"You're making an arbitrary distinction - desciptions of the earth vs. descriptions of events."
I don't think it's arbitrary...imagine if "He shakes the earth from its place and makes its pillars tremble. (Job 9:6)" was "He shook the earth from its place and made its pillars tremble". I think there's a difference. In terms of language, the two sentences are trying to achieve different things. The first one is written to make a point that is quite unrelated to the structure of the earth. The second one is trying to tell us about an event; something that happened to the earth, and the structure of it immediately becomes important.
The only difference is that the second is past tense. Both are events.
If you really wanna get that picky, look at 1 Samuel 2:8:
He raises up the poor from the dust; he lifts the needy from the ash heap, to make them sit with princes and inherit a seat of honor. For
the pillars of the earth are the Lord's, and
on them he has set the world.
It's describing a past event. You can't argue here.
"The only reason you reject cosmology from the Bible is that there is "clear scientific evidence" to the contrary."
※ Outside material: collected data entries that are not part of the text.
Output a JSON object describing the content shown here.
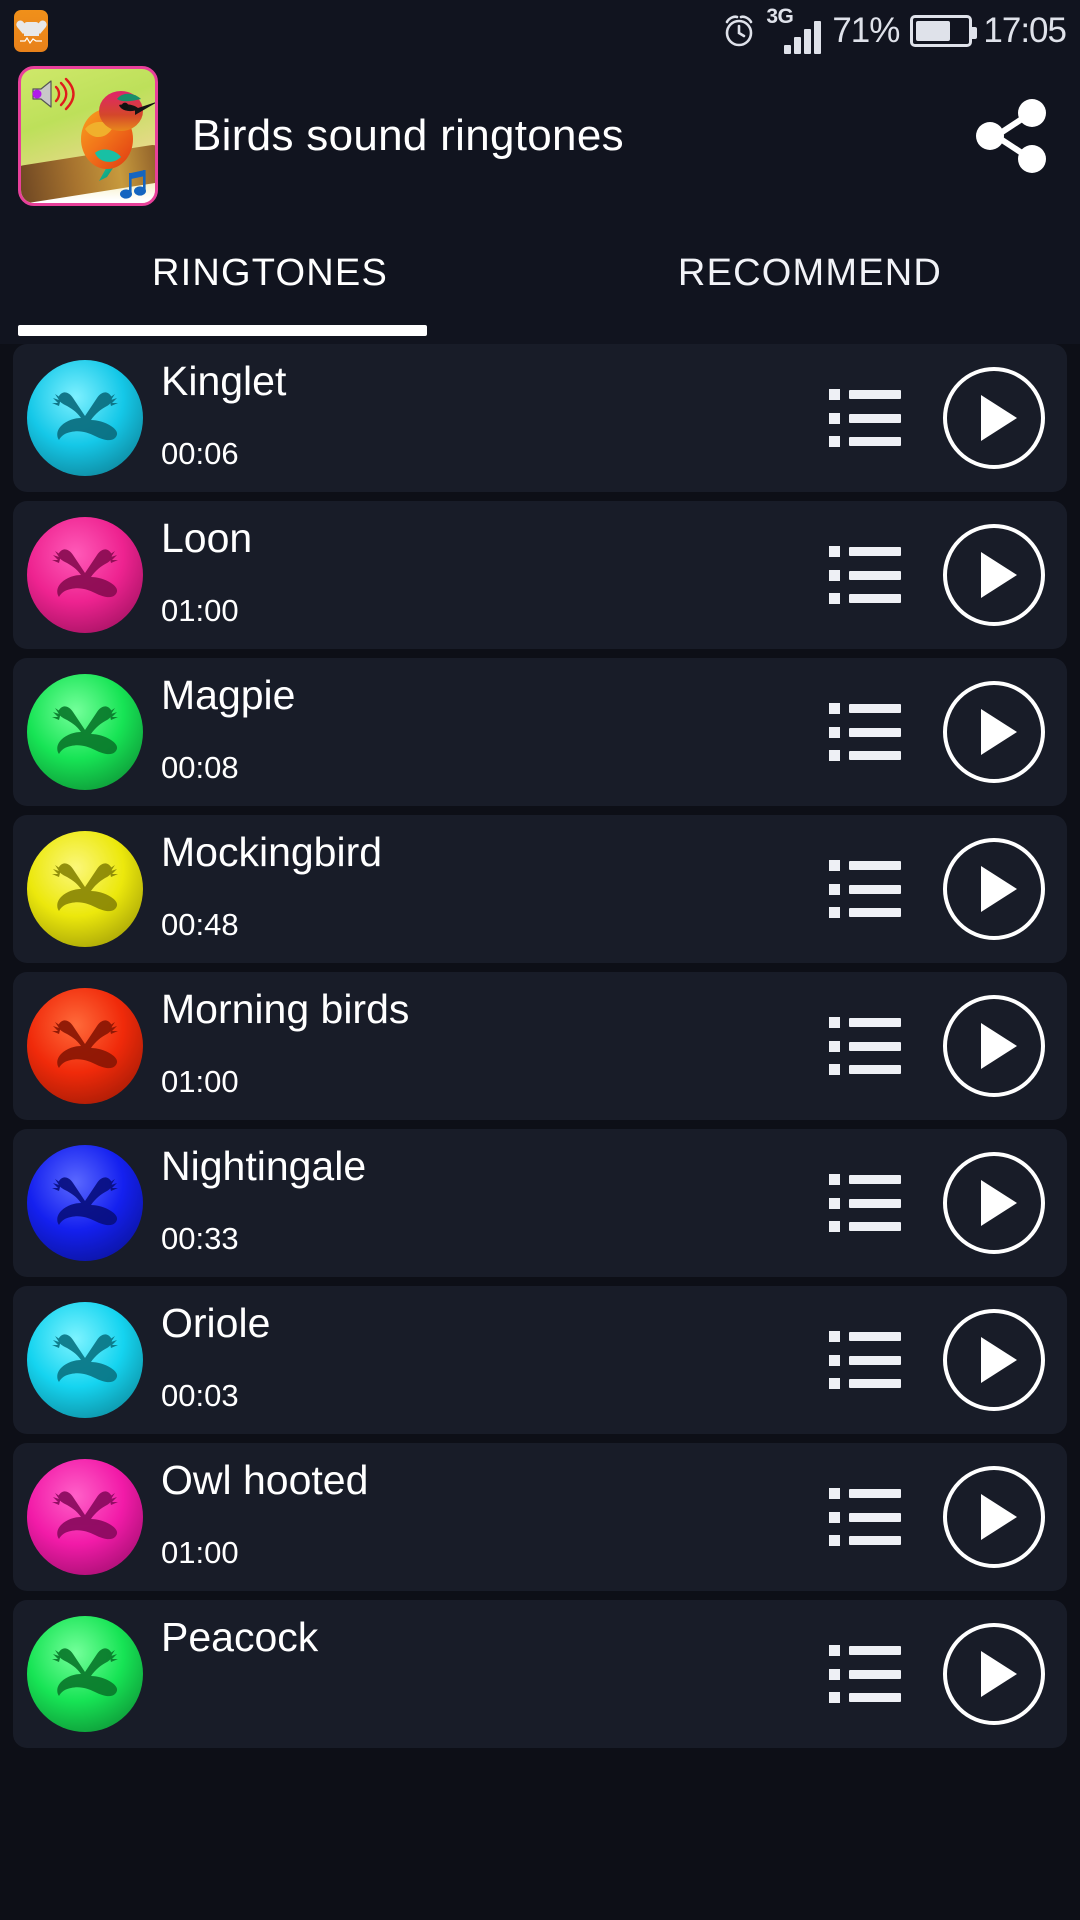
{
  "status_bar": {
    "notification_icon": "health-heart-icon",
    "alarm_icon": "alarm-clock-icon",
    "network_type": "3G",
    "signal_icon": "signal-bars-icon",
    "battery_percent": "71%",
    "battery_icon": "battery-icon",
    "time": "17:05"
  },
  "app_bar": {
    "app_icon": "bird-app-icon",
    "title": "Birds sound ringtones",
    "share_icon": "share-icon"
  },
  "tabs": [
    {
      "label": "RINGTONES",
      "active": true
    },
    {
      "label": "RECOMMEND",
      "active": false
    }
  ],
  "colors": {
    "background": "#0d0f17",
    "row_background": "#181c28",
    "header_background": "#11141f",
    "text": "#ffffff",
    "accent": "#ffffff",
    "app_icon_border": "#e8409a"
  },
  "ringtones": [
    {
      "title": "Kinglet",
      "duration": "00:06",
      "color": "#15c8e8",
      "color_light": "#7df0ff",
      "color_dark": "#0b6e80"
    },
    {
      "title": "Loon",
      "duration": "01:00",
      "color": "#ee2390",
      "color_light": "#ff5ab8",
      "color_dark": "#8a0c52"
    },
    {
      "title": "Magpie",
      "duration": "00:08",
      "color": "#17e455",
      "color_light": "#74ff9a",
      "color_dark": "#0a7a2c"
    },
    {
      "title": "Mockingbird",
      "duration": "00:48",
      "color": "#ece80c",
      "color_light": "#fbf77a",
      "color_dark": "#8a8705"
    },
    {
      "title": "Morning birds",
      "duration": "01:00",
      "color": "#f02a0a",
      "color_light": "#ff6a3a",
      "color_dark": "#8a1604"
    },
    {
      "title": "Nightingale",
      "duration": "00:33",
      "color": "#1420ef",
      "color_light": "#5a68ff",
      "color_dark": "#080f80"
    },
    {
      "title": "Oriole",
      "duration": "00:03",
      "color": "#15d4f0",
      "color_light": "#7df3ff",
      "color_dark": "#0a7686"
    },
    {
      "title": "Owl hooted",
      "duration": "01:00",
      "color": "#f21ba8",
      "color_light": "#ff60c8",
      "color_dark": "#8a0a5e"
    },
    {
      "title": "Peacock",
      "duration": "",
      "color": "#17e455",
      "color_light": "#74ff9a",
      "color_dark": "#0a7a2c"
    }
  ],
  "row_actions": {
    "list_icon": "list-icon",
    "play_icon": "play-icon"
  }
}
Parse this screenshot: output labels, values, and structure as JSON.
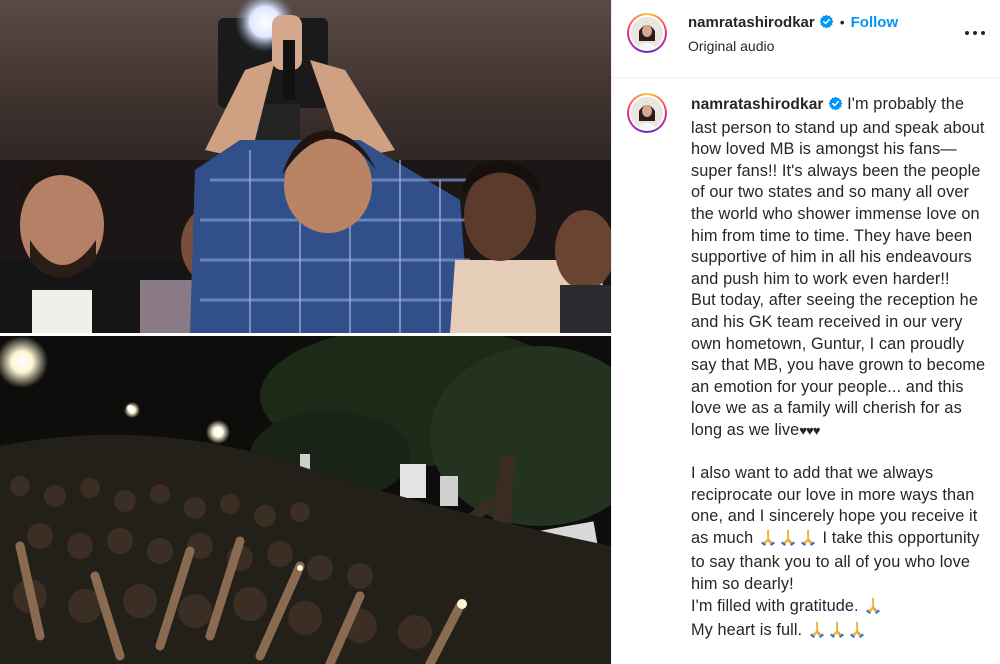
{
  "post": {
    "username": "namratashirodkar",
    "follow_label": "Follow",
    "separator": "•",
    "audio_label": "Original audio"
  },
  "caption": {
    "username": "namratashirodkar",
    "p1_text": " I'm probably the last person to stand up and speak about how loved MB is amongst his fans—super fans!! It's always been the people of our two states and so many all over the world who shower immense love on him from time to time. They have been supportive of him in all his endeavours and push him to work even harder!!",
    "p2_text": "But today, after seeing the reception he and his GK team received in our very own hometown, Guntur, I can proudly say that MB, you have grown to become an emotion for your people... and this love we as a family will cherish for as long as we live",
    "hearts": "♥♥♥",
    "p3_a": "I also want to add that we always reciprocate our love in more ways than one, and I sincerely hope you receive it as much ",
    "p3_b": " I take this opportunity to say thank you to all of you who love him so dearly!",
    "p4": "I'm filled with gratitude. ",
    "p5": "My heart is full. "
  },
  "colors": {
    "accent": "#0095f6",
    "text": "#262626",
    "verified": "#0095f6"
  },
  "icons": [
    "verified-badge-icon",
    "more-options-icon",
    "praying-hands-icon"
  ]
}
When the Bible talks about a cosmological event, such as God creating the world, I accept it. For example, when it says "in the beginning, God created the heavens and the earth", I take it as it is. But when the Bible talks about cosmology as a metaphor to make a point about something else, like in Job 9:6, then I take it symbolically, because it's meant to be symbolic.
Again, who's to say it's a metaphor? The ancient Hebrews thought it was literal (or more specifically, they didn't care since the moral of the story was more important than the details). Without scientific knowledge, you wouldn't know. You're letting science influence your interpretation of scripture. The creation account could be just as metaphorical, but get the same basic message across - God created the universe.
"You accept those things literally which you see as being in tune with reality. That's why you reject geocentrism."
Well yes, everyone knows now that the earth is not the center of the universe, but even if science had never told us that, there wouldn't have been much cause to believe it because the Bible doesn't tell us that either.
The Bible strongly implies it. References to pillars, the Earth standing firm, and the sun and moon stopping their movement make much more sense in a geocentric system, and the Bible was written with this cosmology in mind. The Church had a reason for adhering to geocentrism - it seemed obvious given the
scriptural references.
I used to be an agnostic, and stories of a Man who came back from the dead and walked on water didn't seem very 'in tune with reality'. I had to accept it on faith, or not at all. Now I feel convinced it's the truth, but I wasn't convinced back then. It's a similar case with the rest of the Bible...I don't want to reject it just because it doesn't fit my limited perception of "reality", which is mostly based on my own experience and what others have told me.
That's the thing - rejecting a strictly literal interpretation is not rejecting the Bible. It's really a modern concept - something can't be true unless it's literally true. For the ancient Hebrews, the moral or lesson of a story was more important than the detail. Obviously you can't throw everything out - without the Resurrection we're wasting our time, but a literal interpretation of things like the flood adds no moral weight to the Bible and requires constant mental gymnastics.
edit: something I've found on 'the earth not moving':
http://creationwiki.org/Bible_says_the_sun_goes_around_the_earth
Maybe it's a similar case with Job 9:6, etc?
Maybe we should all just learn Greek and Hebrew?
I've found most of those arguments to be weak. The intended meaning was literal since the Hebrews were geocentric. It'd be like saying Genesis 1:11 is really referring to abiogenesis when it speaks of the ground producing plants. It's much easier to just dump the literal meaning altogether. Let science speak on what God's created. Let the Bible speak on his message to mankind.